В один прекрасный день я услышал, как Фил, который мыл посуду на кухне, пробормотал, обращаясь сам к себе: «Я больше так не могу». Я ничего не сказал ему, но про себя подумал: «Зато я могу. И кем бы ты там ни был, Господь Всемогущий, я прошу, пусть все это длится как можно дольше, я готов терпеть до бесконечности. Ведь Дженни есть Дженни!»…
…В тот вечер она выставила меня из палаты. Ей захотелось поговорить со своим отцом «по-мужски».
– На это совещание допускаются только американцы итальянского происхождения, – сообщила Дженни. Лицо ее было таким же белым, как и подушки, на которых она лежала. – Так что вон отсюда, Барретт.
– Хорошо, – сдался я.
– Только не уходи далеко, – добавила она, когда я уже дошел до двери.
Я вышел в холл. Через какое-то время появился Фил.
– Она сказала, чтобы ты тащил свою задницу в палату, – прошептал он, и в его голосе я уловил какую-то глухую пустоту. – Я – за сигаретами.
Когда я вошел, первыми словами Дженни была фраза:
– Закрой эту чертову дверь!
Я подчинился, а когда подходил к кровати, вдруг разглядел весь этот кошмар: капельница, прозрачная трубка, ведущая к правой руке Дженни, которую она старалась не высовывать из-под одеяла. Я не хотел видеть ничего этого! Только ее лицо. Каким бы бледным оно ни было, ее взгляд по-прежнему сиял.
И я молниеносно оказался рядом. Дженни проговорила:
– А знаешь, мне совсем не больно, Олли. Словно медленно падаешь с обрыва – вот на что это похоже.

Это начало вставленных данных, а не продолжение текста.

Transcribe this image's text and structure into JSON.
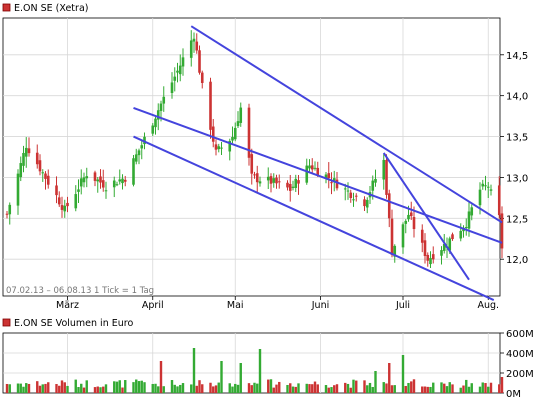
{
  "price_panel": {
    "legend_label": "E.ON SE (Xetra)",
    "legend_color": "#cc3333",
    "range_note": "07.02.13 – 06.08.13   1 Tick = 1 Tag"
  },
  "volume_panel": {
    "legend_label": "E.ON SE Volumen in Euro",
    "legend_color": "#cc3333"
  },
  "colors": {
    "up": "#33aa33",
    "down": "#cc3333",
    "trendline": "#4444dd",
    "grid": "#d8d8d8",
    "axis": "#000000"
  },
  "chart_data": [
    {
      "type": "candlestick",
      "title": "E.ON SE (Xetra)",
      "x_range": [
        "2013-02-07",
        "2013-08-06"
      ],
      "month_labels": [
        {
          "label": "März",
          "date": "2013-03-01"
        },
        {
          "label": "April",
          "date": "2013-04-01"
        },
        {
          "label": "Mai",
          "date": "2013-05-01"
        },
        {
          "label": "Juni",
          "date": "2013-06-01"
        },
        {
          "label": "Juli",
          "date": "2013-07-01"
        },
        {
          "label": "Aug.",
          "date": "2013-08-01"
        }
      ],
      "y_ticks": [
        "12,0",
        "12,5",
        "13,0",
        "13,5",
        "14,0",
        "14,5"
      ],
      "y_tick_values": [
        12.0,
        12.5,
        13.0,
        13.5,
        14.0,
        14.5
      ],
      "ylim": [
        11.55,
        14.95
      ],
      "grid": true,
      "close_anchors": [
        {
          "date": "2013-02-07",
          "close": 12.55
        },
        {
          "date": "2013-02-14",
          "close": 13.4
        },
        {
          "date": "2013-02-21",
          "close": 13.0
        },
        {
          "date": "2013-02-28",
          "close": 12.6
        },
        {
          "date": "2013-03-08",
          "close": 13.05
        },
        {
          "date": "2013-03-15",
          "close": 12.9
        },
        {
          "date": "2013-03-22",
          "close": 13.0
        },
        {
          "date": "2013-03-28",
          "close": 13.4
        },
        {
          "date": "2013-04-04",
          "close": 13.9
        },
        {
          "date": "2013-04-10",
          "close": 14.3
        },
        {
          "date": "2013-04-16",
          "close": 14.75
        },
        {
          "date": "2013-04-19",
          "close": 14.1
        },
        {
          "date": "2013-04-24",
          "close": 13.3
        },
        {
          "date": "2013-04-30",
          "close": 13.5
        },
        {
          "date": "2013-05-03",
          "close": 13.85
        },
        {
          "date": "2013-05-07",
          "close": 13.0
        },
        {
          "date": "2013-05-14",
          "close": 12.95
        },
        {
          "date": "2013-05-21",
          "close": 12.85
        },
        {
          "date": "2013-05-28",
          "close": 13.15
        },
        {
          "date": "2013-06-04",
          "close": 13.0
        },
        {
          "date": "2013-06-10",
          "close": 12.85
        },
        {
          "date": "2013-06-17",
          "close": 12.7
        },
        {
          "date": "2013-06-24",
          "close": 13.2
        },
        {
          "date": "2013-06-27",
          "close": 12.1
        },
        {
          "date": "2013-07-03",
          "close": 12.55
        },
        {
          "date": "2013-07-10",
          "close": 12.0
        },
        {
          "date": "2013-07-17",
          "close": 12.2
        },
        {
          "date": "2013-07-24",
          "close": 12.45
        },
        {
          "date": "2013-07-29",
          "close": 12.85
        },
        {
          "date": "2013-08-01",
          "close": 12.9
        },
        {
          "date": "2013-08-05",
          "close": 12.5
        },
        {
          "date": "2013-08-06",
          "close": 12.15
        }
      ],
      "trendlines": [
        {
          "from": {
            "date": "2013-03-25",
            "value": 13.85
          },
          "to": {
            "date": "2013-08-06",
            "value": 12.2
          }
        },
        {
          "from": {
            "date": "2013-04-15",
            "value": 14.85
          },
          "to": {
            "date": "2013-08-06",
            "value": 12.45
          }
        },
        {
          "from": {
            "date": "2013-03-25",
            "value": 13.5
          },
          "to": {
            "date": "2013-08-03",
            "value": 11.5
          }
        },
        {
          "from": {
            "date": "2013-06-24",
            "value": 13.3
          },
          "to": {
            "date": "2013-07-25",
            "value": 11.75
          }
        }
      ]
    },
    {
      "type": "bar",
      "title": "E.ON SE Volumen in Euro",
      "y_ticks": [
        "0M",
        "200M",
        "400M",
        "600M"
      ],
      "y_tick_values": [
        0,
        200,
        400,
        600
      ],
      "ylim": [
        0,
        600
      ],
      "unit": "Mio. Euro",
      "typical_volume": 95,
      "spikes": [
        {
          "date": "2013-04-04",
          "value": 320
        },
        {
          "date": "2013-04-16",
          "value": 450
        },
        {
          "date": "2013-04-26",
          "value": 320
        },
        {
          "date": "2013-05-03",
          "value": 300
        },
        {
          "date": "2013-05-10",
          "value": 440
        },
        {
          "date": "2013-06-26",
          "value": 300
        },
        {
          "date": "2013-07-01",
          "value": 380
        },
        {
          "date": "2013-06-21",
          "value": 220
        },
        {
          "date": "2013-08-06",
          "value": 160
        }
      ]
    }
  ]
}
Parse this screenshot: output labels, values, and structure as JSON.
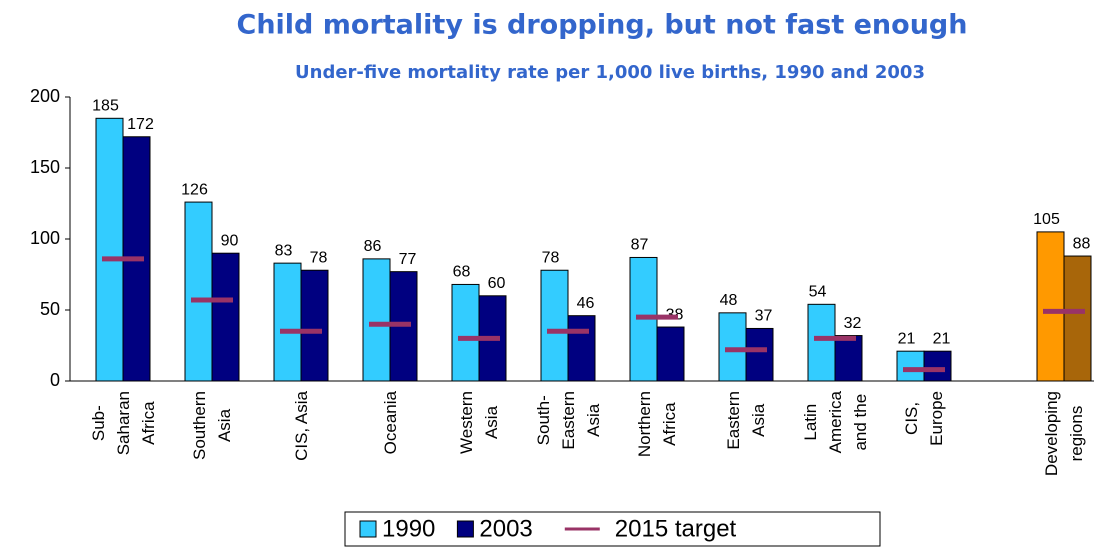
{
  "chart_data": {
    "type": "bar",
    "title": "Child mortality is dropping, but not fast enough",
    "subtitle": "Under-five mortality rate per 1,000 live births, 1990 and 2003",
    "categories": [
      "Sub-\nSaharan\nAfrica",
      "Southern\nAsia",
      "CIS, Asia",
      "Oceania",
      "Western\nAsia",
      "South-\nEastern\nAsia",
      "Northern\nAfrica",
      "Eastern\nAsia",
      "Latin\nAmerica\nand the",
      "CIS,\nEurope",
      "Developing\nregions"
    ],
    "series": [
      {
        "name": "1990",
        "color": "#33ccff",
        "colors": [
          "#33ccff",
          "#33ccff",
          "#33ccff",
          "#33ccff",
          "#33ccff",
          "#33ccff",
          "#33ccff",
          "#33ccff",
          "#33ccff",
          "#33ccff",
          "#ff9900"
        ],
        "values": [
          185,
          126,
          83,
          86,
          68,
          78,
          87,
          48,
          54,
          21,
          105
        ]
      },
      {
        "name": "2003",
        "color": "#000080",
        "colors": [
          "#000080",
          "#000080",
          "#000080",
          "#000080",
          "#000080",
          "#000080",
          "#000080",
          "#000080",
          "#000080",
          "#000080",
          "#a8660a"
        ],
        "values": [
          172,
          90,
          78,
          77,
          60,
          46,
          38,
          37,
          32,
          21,
          88
        ]
      },
      {
        "name": "2015 target",
        "color": "#993366",
        "mark": "dash",
        "values": [
          86,
          57,
          35,
          40,
          30,
          35,
          45,
          22,
          30,
          8,
          49
        ]
      }
    ],
    "ylim": [
      0,
      200
    ],
    "yticks": [
      0,
      50,
      100,
      150,
      200
    ],
    "grid": false,
    "legend": "bottom"
  }
}
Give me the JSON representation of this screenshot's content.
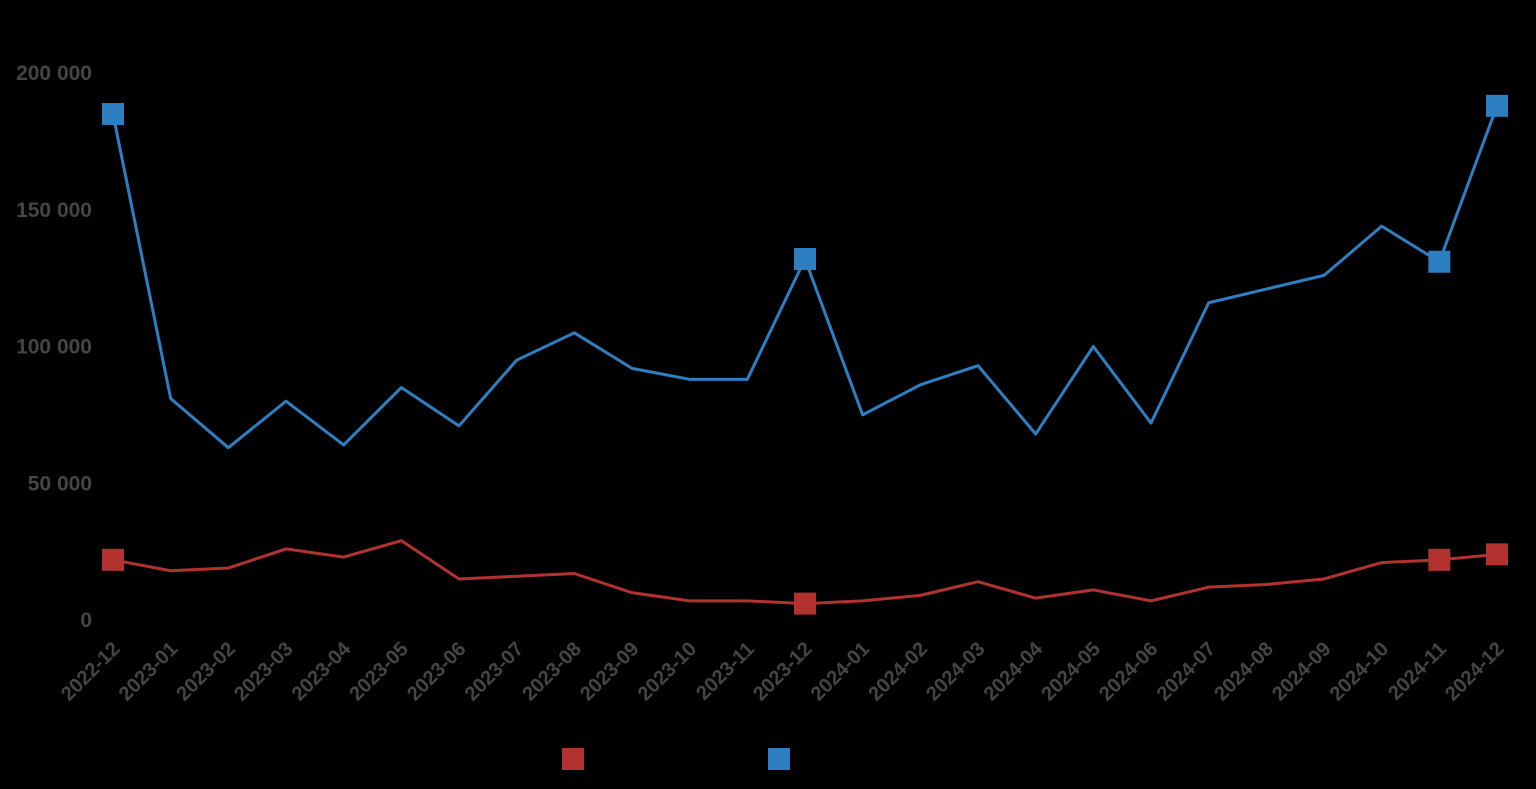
{
  "canvas": {
    "background": "#000000",
    "axis_text_color": "#454545"
  },
  "chart_data": {
    "type": "line",
    "title": "",
    "xlabel": "",
    "ylabel": "",
    "grid": false,
    "legend_position": "bottom",
    "ylim": [
      0,
      200000
    ],
    "yticks": [
      0,
      50000,
      100000,
      150000,
      200000
    ],
    "ytick_labels": [
      "0",
      "50 000",
      "100 000",
      "150 000",
      "200 000"
    ],
    "categories": [
      "2022-12",
      "2023-01",
      "2023-02",
      "2023-03",
      "2023-04",
      "2023-05",
      "2023-06",
      "2023-07",
      "2023-08",
      "2023-09",
      "2023-10",
      "2023-11",
      "2023-12",
      "2024-01",
      "2024-02",
      "2024-03",
      "2024-04",
      "2024-05",
      "2024-06",
      "2024-07",
      "2024-08",
      "2024-09",
      "2024-10",
      "2024-11",
      "2024-12"
    ],
    "series": [
      {
        "name": "",
        "color": "#b23230",
        "marker": "square",
        "marker_indices": [
          0,
          12,
          23,
          24
        ],
        "values": [
          22000,
          18000,
          19000,
          26000,
          23000,
          29000,
          15000,
          16000,
          17000,
          10000,
          7000,
          7000,
          6000,
          7000,
          9000,
          14000,
          8000,
          11000,
          7000,
          12000,
          13000,
          15000,
          21000,
          22000,
          24000
        ]
      },
      {
        "name": "",
        "color": "#2e7fc2",
        "marker": "square",
        "marker_indices": [
          0,
          12,
          23,
          24
        ],
        "values": [
          185000,
          81000,
          63000,
          80000,
          64000,
          85000,
          71000,
          95000,
          105000,
          92000,
          88000,
          88000,
          132000,
          75000,
          86000,
          93000,
          68000,
          100000,
          72000,
          116000,
          121000,
          126000,
          144000,
          131000,
          188000
        ]
      }
    ],
    "legend": [
      {
        "label": "",
        "color": "#b23230"
      },
      {
        "label": "",
        "color": "#2e7fc2"
      }
    ]
  }
}
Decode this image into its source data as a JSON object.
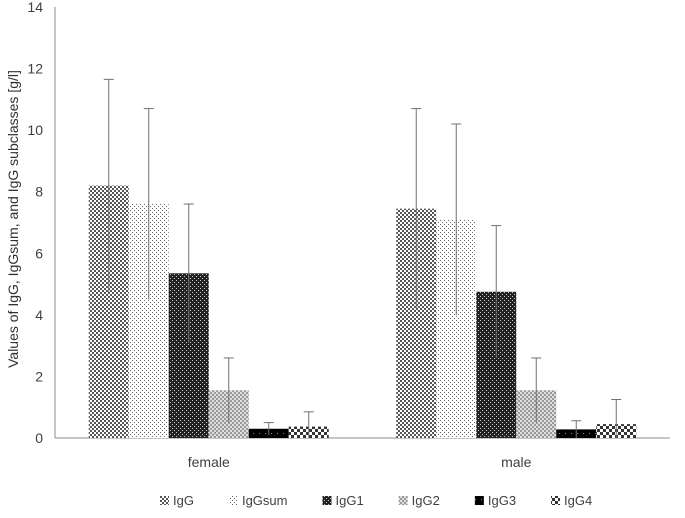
{
  "chart_data": {
    "type": "bar",
    "categories": [
      "female",
      "male"
    ],
    "series": [
      {
        "name": "IgG",
        "values": [
          8.2,
          7.45
        ],
        "errors": [
          3.45,
          3.25
        ],
        "pattern": "dense-check"
      },
      {
        "name": "IgGsum",
        "values": [
          7.6,
          7.1
        ],
        "errors": [
          3.1,
          3.1
        ],
        "pattern": "dots"
      },
      {
        "name": "IgG1",
        "values": [
          5.35,
          4.75
        ],
        "errors": [
          2.25,
          2.15
        ],
        "pattern": "dark-check"
      },
      {
        "name": "IgG2",
        "values": [
          1.55,
          1.55
        ],
        "errors": [
          1.05,
          1.05
        ],
        "pattern": "light-check"
      },
      {
        "name": "IgG3",
        "values": [
          0.3,
          0.28
        ],
        "errors": [
          0.2,
          0.28
        ],
        "pattern": "solid-dots"
      },
      {
        "name": "IgG4",
        "values": [
          0.37,
          0.45
        ],
        "errors": [
          0.48,
          0.8
        ],
        "pattern": "big-check"
      }
    ],
    "yticks": [
      "0",
      "2",
      "4",
      "6",
      "8",
      "10",
      "12",
      "14"
    ],
    "ylim": [
      0,
      14
    ],
    "ylabel": "Values of IgG, IgGsum, and IgG subclasses [g/l]",
    "xlabel": "",
    "title": "",
    "grid": false,
    "legend": "bottom"
  }
}
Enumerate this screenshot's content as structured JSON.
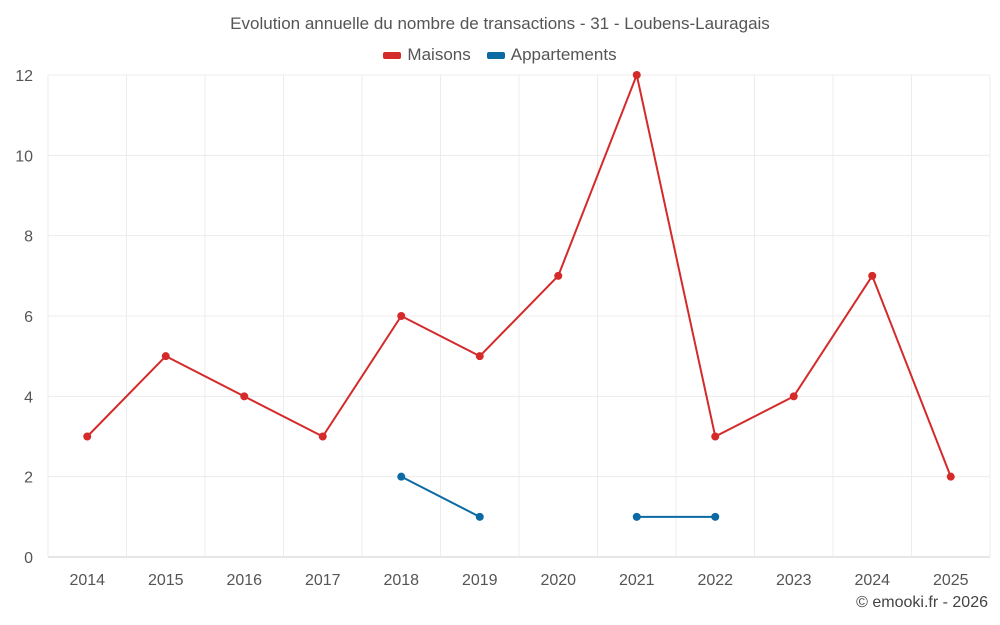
{
  "chart_data": {
    "type": "line",
    "title": "Evolution annuelle du nombre de transactions - 31 - Loubens-Lauragais",
    "categories": [
      "2014",
      "2015",
      "2016",
      "2017",
      "2018",
      "2019",
      "2020",
      "2021",
      "2022",
      "2023",
      "2024",
      "2025"
    ],
    "series": [
      {
        "name": "Maisons",
        "color": "#d42a2a",
        "values": [
          3,
          5,
          4,
          3,
          6,
          5,
          7,
          12,
          3,
          4,
          7,
          2
        ]
      },
      {
        "name": "Appartements",
        "color": "#0b6aa2",
        "values": [
          null,
          null,
          null,
          null,
          2,
          1,
          null,
          1,
          1,
          null,
          null,
          null
        ]
      }
    ],
    "ylim": [
      0,
      12
    ],
    "yticks": [
      0,
      2,
      4,
      6,
      8,
      10,
      12
    ],
    "grid": true,
    "legend": "top-center",
    "credit": "© emooki.fr - 2026"
  }
}
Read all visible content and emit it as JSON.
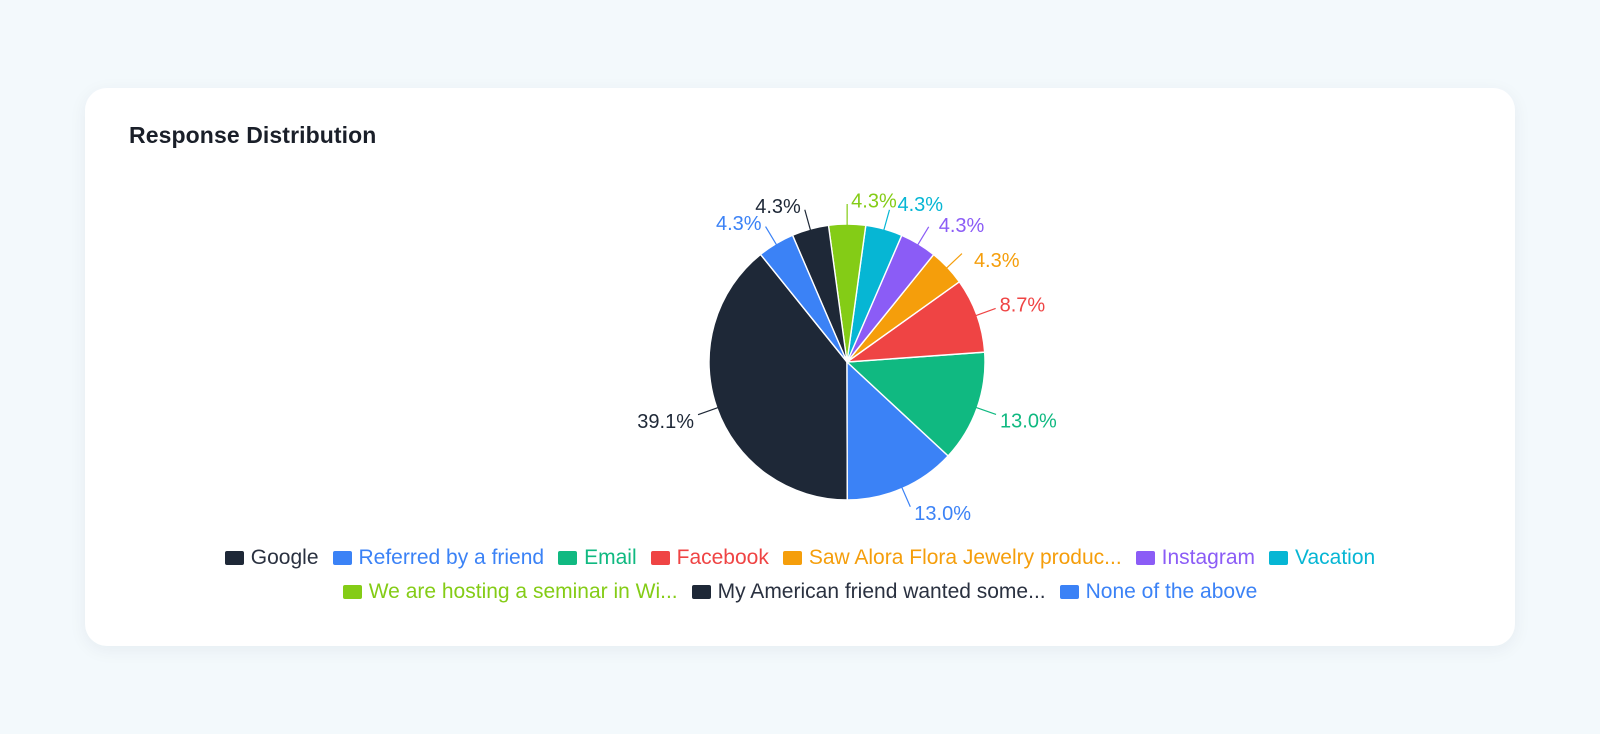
{
  "card": {
    "title": "Response Distribution"
  },
  "chart_data": {
    "type": "pie",
    "title": "Response Distribution",
    "legend_position": "bottom",
    "slices": [
      {
        "label": "Google",
        "value": 39.1,
        "display": "39.1%",
        "color": "#1e2837"
      },
      {
        "label": "Referred by a friend",
        "value": 13.0,
        "display": "13.0%",
        "color": "#3b82f6"
      },
      {
        "label": "Email",
        "value": 13.0,
        "display": "13.0%",
        "color": "#10b981"
      },
      {
        "label": "Facebook",
        "value": 8.7,
        "display": "8.7%",
        "color": "#ef4444"
      },
      {
        "label": "Saw Alora Flora Jewelry produc...",
        "value": 4.3,
        "display": "4.3%",
        "color": "#f59e0b"
      },
      {
        "label": "Instagram",
        "value": 4.3,
        "display": "4.3%",
        "color": "#8b5cf6"
      },
      {
        "label": "Vacation",
        "value": 4.3,
        "display": "4.3%",
        "color": "#06b6d4"
      },
      {
        "label": "We are hosting a seminar in Wi...",
        "value": 4.3,
        "display": "4.3%",
        "color": "#84cc16"
      },
      {
        "label": "My American friend wanted some...",
        "value": 4.3,
        "display": "4.3%",
        "color": "#1e2837"
      },
      {
        "label": "None of the above",
        "value": 4.3,
        "display": "4.3%",
        "color": "#3b82f6"
      }
    ]
  }
}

Внутри меня что-то оборвалось. Нечто бесформенное подбиралось к горлу, тот ком, от которого обычно плачут. Нет. Ни за что на свете. Сдохну, но не заплачу.
Говорить я, правда, тоже не мог, только кивать. И я кивнул.
– Ерунда, – произнесла Дженни.
– М-м? – из меня исторглось скорее какое-то мычание, чем связная речь.
– Нет, ты понятия не имеешь, как это – упасть с обрыва, дорогуша. Ты в своей чертовой жизни ни разу не падал.
– Падал. – Тут ко мне вернулся дар речи. – Когда встретил тебя.
– Ах да-а… – Лицо Дженни озарила улыбка. – «О, что за паденье это было!..» Откуда эта строчка?
– Не знаю, – ответил я. – Может, Шекспир?
– Да, но кто это сказал? – дрожащим голосом спросила она. – Господи, я ведь даже не могу вспомнить, из какой это пьесы, хотя закончила Рэдклифф и такие вещи должна помнить. Ведь я знала наизусть нумерацию всех произведений Моцарта в каталоге Кехеля.